We have developed new methods for probabilistic evaluation of climate models. We combine ensemble model weighting with a Monte-carlo based data assimiliation approach to be able to arrive at a probabilistic estimate of the true climate state for a given set of boundary conditions. This will allow us, and others, to directly compare model output to a target set of climate variables instead of sparse observations or climate reconstructions that need interpretation.

Moreover we have set a new standard for regional ice-sheet modeling, by developing a new model for glacial isostatic adjustment called FastIsostasy that runs orders of magnitude faster than the best global models, but accurately represents the physics on a regional domain. This will allow much more realistic ensembles of ice-sheet model simulations and allow better quantification of feedbacks related to ice-sheet retreat under climate change.

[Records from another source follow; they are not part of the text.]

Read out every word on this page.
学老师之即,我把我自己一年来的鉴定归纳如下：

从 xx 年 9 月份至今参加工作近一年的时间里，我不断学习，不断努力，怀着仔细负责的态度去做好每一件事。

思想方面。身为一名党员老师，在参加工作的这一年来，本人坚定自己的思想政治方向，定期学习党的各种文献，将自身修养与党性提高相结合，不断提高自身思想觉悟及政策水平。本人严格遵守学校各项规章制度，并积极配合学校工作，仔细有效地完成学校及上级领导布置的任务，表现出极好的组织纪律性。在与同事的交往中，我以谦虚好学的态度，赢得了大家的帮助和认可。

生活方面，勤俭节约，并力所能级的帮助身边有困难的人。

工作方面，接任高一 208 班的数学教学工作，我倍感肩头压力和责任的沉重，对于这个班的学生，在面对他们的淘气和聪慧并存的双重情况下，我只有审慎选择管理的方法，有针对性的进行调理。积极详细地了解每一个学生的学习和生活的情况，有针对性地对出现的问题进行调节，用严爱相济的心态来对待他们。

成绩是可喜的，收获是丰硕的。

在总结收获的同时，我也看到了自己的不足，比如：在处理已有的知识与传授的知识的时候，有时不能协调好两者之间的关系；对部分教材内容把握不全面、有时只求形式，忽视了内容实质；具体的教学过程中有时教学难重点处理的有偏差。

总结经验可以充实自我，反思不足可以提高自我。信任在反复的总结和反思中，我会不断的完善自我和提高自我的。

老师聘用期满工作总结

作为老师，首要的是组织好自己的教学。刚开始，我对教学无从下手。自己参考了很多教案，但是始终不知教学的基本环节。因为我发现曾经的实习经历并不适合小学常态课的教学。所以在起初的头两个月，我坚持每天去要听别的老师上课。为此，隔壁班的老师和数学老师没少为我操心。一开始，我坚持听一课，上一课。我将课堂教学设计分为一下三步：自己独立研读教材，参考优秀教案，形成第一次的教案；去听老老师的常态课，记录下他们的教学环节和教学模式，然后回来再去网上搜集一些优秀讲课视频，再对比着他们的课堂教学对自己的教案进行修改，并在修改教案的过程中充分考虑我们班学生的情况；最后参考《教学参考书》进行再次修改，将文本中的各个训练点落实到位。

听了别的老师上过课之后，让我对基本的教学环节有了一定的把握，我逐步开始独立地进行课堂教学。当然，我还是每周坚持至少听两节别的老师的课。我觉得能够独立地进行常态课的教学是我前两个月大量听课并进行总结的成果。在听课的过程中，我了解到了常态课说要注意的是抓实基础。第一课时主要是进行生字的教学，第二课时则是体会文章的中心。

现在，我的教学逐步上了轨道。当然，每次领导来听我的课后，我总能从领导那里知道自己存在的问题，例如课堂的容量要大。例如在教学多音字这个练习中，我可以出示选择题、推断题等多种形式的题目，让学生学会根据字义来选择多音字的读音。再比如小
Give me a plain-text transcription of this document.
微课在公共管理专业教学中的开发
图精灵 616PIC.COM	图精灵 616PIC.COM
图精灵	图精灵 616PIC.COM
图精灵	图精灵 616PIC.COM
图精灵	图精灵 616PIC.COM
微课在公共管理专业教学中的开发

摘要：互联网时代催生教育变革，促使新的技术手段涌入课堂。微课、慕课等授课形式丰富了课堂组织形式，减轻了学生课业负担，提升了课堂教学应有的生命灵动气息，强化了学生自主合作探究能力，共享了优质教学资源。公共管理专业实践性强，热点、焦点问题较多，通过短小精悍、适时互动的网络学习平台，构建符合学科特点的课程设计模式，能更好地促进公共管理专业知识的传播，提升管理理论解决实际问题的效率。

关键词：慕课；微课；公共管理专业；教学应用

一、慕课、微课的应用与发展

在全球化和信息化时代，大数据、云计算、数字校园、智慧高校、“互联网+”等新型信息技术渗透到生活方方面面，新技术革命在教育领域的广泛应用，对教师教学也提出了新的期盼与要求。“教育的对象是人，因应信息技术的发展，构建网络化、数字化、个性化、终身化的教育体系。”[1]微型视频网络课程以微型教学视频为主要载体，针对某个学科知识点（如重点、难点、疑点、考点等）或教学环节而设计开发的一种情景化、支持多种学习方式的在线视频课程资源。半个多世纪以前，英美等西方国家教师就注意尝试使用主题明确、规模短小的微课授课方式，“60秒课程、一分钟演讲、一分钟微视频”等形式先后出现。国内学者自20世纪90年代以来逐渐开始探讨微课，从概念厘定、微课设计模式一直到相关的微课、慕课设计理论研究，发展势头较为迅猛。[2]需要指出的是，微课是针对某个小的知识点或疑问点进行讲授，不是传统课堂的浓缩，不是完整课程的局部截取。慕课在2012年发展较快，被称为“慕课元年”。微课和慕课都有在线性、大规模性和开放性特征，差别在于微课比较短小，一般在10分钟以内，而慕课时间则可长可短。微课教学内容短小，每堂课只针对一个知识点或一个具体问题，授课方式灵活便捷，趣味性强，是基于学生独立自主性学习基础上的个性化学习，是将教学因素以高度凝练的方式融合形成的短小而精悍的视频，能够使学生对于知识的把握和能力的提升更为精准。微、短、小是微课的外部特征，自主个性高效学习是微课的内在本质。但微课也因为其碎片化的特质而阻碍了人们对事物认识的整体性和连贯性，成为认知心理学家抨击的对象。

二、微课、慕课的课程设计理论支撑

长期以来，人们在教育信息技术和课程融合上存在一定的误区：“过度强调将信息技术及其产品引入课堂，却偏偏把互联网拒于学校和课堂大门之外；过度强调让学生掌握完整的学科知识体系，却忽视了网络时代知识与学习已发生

We also derived an analytical solution to the transient 1D heat equation for studying the thermodynamic evolution of an ice column. This work combined previously available mathematical techniques to provide a flexible and more complete solution to this problem than was previously available. This new analytical solution will allow us to better understand the factors that influence changes in ice temperature under different boundary conditions and to validate the results from model implementations.